Mutual Funds

Fund Talk: Too many sector funds are risky

K. Venkatasubramanian | Updated on July 28, 2012

Avoid too many sector funds if you cannot constantly time entry and exit in them.

I am 33 and my current salary is Rs 3.5 lakh a year. I am investing Rs 7,000 a month through SIPs in the following funds as follows: HDFC Top 200 (Rs 1000), HDFC Balanced (Rs 1,500), Reliance Banking (Rs 1,000), Reliance Gold Savings (Rs 1,500), and Reliance Pharma (Rs 2,000). Besides these, I am also investing Rs 2,000 in smart step plus, ULIP (Child Plan) from Max New York Life Insurance.

By investing Rs 9,000 a month through SIPs, I hope to achieve Rs 1 crore in 20 years. Is the target feasible? Please suggest one or two more funds to invest Rs 2,000 or more for my retirement planning. — Deepak Sharma

There are a couple of good aspects about the way you have gone about retirement planning. First, you have given yourself 20 years’ time. Second, you have set a realistic target.

If you invest Rs 9,000 a month for 20 years, and the sum earns 13 per cent, you will comfortably reach the target of Rs 1 crore. Having said that, your portfolio is messy and what is more, you have chosen five funds from just two fund houses. This move will deprive you of diversification in investing styles offered by other fund houses. Also, your portfolio is loaded with sector funds, which could be risky, unless you can constantly time entry and exit.

You have indicated that you can invest Rs 2,000 more. So excluding the sum parked in the ULIP, you will have Rs 9,000 a month to invest in mutual funds. Invest Rs 2,000 each in HDFC Top 200, Franklin India Bluechip, Canara Robeco Equity Diversified and IDFC Premier Equity.

The above portfolio will give you a blend of large-, multi- and mid-cap funds.

You can park Rs 1,000 in Reliance Gold Savings, which will give you adequate diversification into gold.

Exit both the sector (Reliance Banking and Reliance Pharma) funds, unless you can take on higher risk and take a call on the fundamentals of the sector.
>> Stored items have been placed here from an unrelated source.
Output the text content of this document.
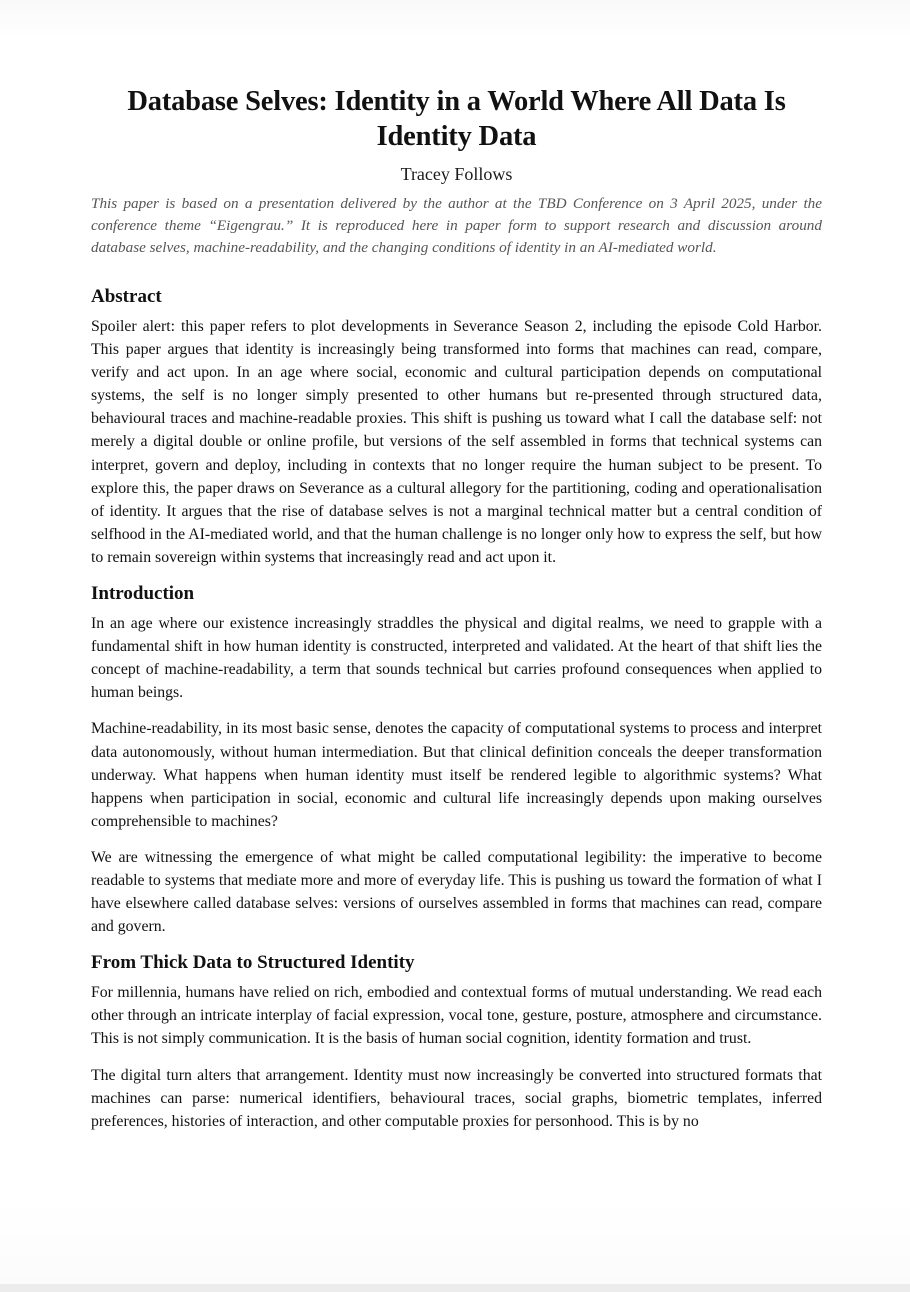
Database Selves: Identity in a World Where All Data Is Identity Data
Tracey Follows

This paper is based on a presentation delivered by the author at the TBD Conference on 3 April 2025, under the conference theme “Eigengrau.” It is reproduced here in paper form to support research and discussion around database selves, machine-readability, and the changing conditions of identity in an AI-mediated world.

Abstract

Spoiler alert: this paper refers to plot developments in Severance Season 2, including the episode Cold Harbor. This paper argues that identity is increasingly being transformed into forms that machines can read, compare, verify and act upon. In an age where social, economic and cultural participation depends on computational systems, the self is no longer simply presented to other humans but re-presented through structured data, behavioural traces and machine-readable proxies. This shift is pushing us toward what I call the database self: not merely a digital double or online profile, but versions of the self assembled in forms that technical systems can interpret, govern and deploy, including in contexts that no longer require the human subject to be present. To explore this, the paper draws on Severance as a cultural allegory for the partitioning, coding and operationalisation of identity. It argues that the rise of database selves is not a marginal technical matter but a central condition of selfhood in the AI-mediated world, and that the human challenge is no longer only how to express the self, but how to remain sovereign within systems that increasingly read and act upon it.

Introduction

In an age where our existence increasingly straddles the physical and digital realms, we need to grapple with a fundamental shift in how human identity is constructed, interpreted and validated. At the heart of that shift lies the concept of machine-readability, a term that sounds technical but carries profound consequences when applied to human beings.

Machine-readability, in its most basic sense, denotes the capacity of computational systems to process and interpret data autonomously, without human intermediation. But that clinical definition conceals the deeper transformation underway. What happens when human identity must itself be rendered legible to algorithmic systems? What happens when participation in social, economic and cultural life increasingly depends upon making ourselves comprehensible to machines?

We are witnessing the emergence of what might be called computational legibility: the imperative to become readable to systems that mediate more and more of everyday life. This is pushing us toward the formation of what I have elsewhere called database selves: versions of ourselves assembled in forms that machines can read, compare and govern.

From Thick Data to Structured Identity

For millennia, humans have relied on rich, embodied and contextual forms of mutual understanding. We read each other through an intricate interplay of facial expression, vocal tone, gesture, posture, atmosphere and circumstance. This is not simply communication. It is the basis of human social cognition, identity formation and trust.

The digital turn alters that arrangement. Identity must now increasingly be converted into structured formats that machines can parse: numerical identifiers, behavioural traces, social graphs, biometric templates, inferred preferences, histories of interaction, and other computable proxies for personhood. This is by no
These funds have delivered superior returns, but concentration and sector risks necessitate a more cautious approach. HDFC Balanced is an excellent fund in its category. But given your long investment horizon, investing in equity funds could give you higher returns.

Review your portfolio once a year, weed out any underperformers, and rebalance. Also, when your surplus increases, make sufficient investments in debt instruments such as PPF and bank deposits, in case you haven’t already done so.

In case of abnormally high returns in any year or if you reach your target corpus ahead of time, move the proceeds to safer debt options.

Coming to your ULIP investment, which is a child plan, we are not sure if it is for your goals or specifically for your child’s needs.

Although we cannot comment on the ULIP plan, mutual funds by themselves may be a good way to save for long-term goals such a child’s education costs.

HDFC Children’s Gift Fund–Investment Plan is one such option that you can consider. Investments in this fund can be done on behalf of a minor, ideally for meeting the child’s long-term goals. The fund has a lock-in period of three years or until the child is 18, whichever is later.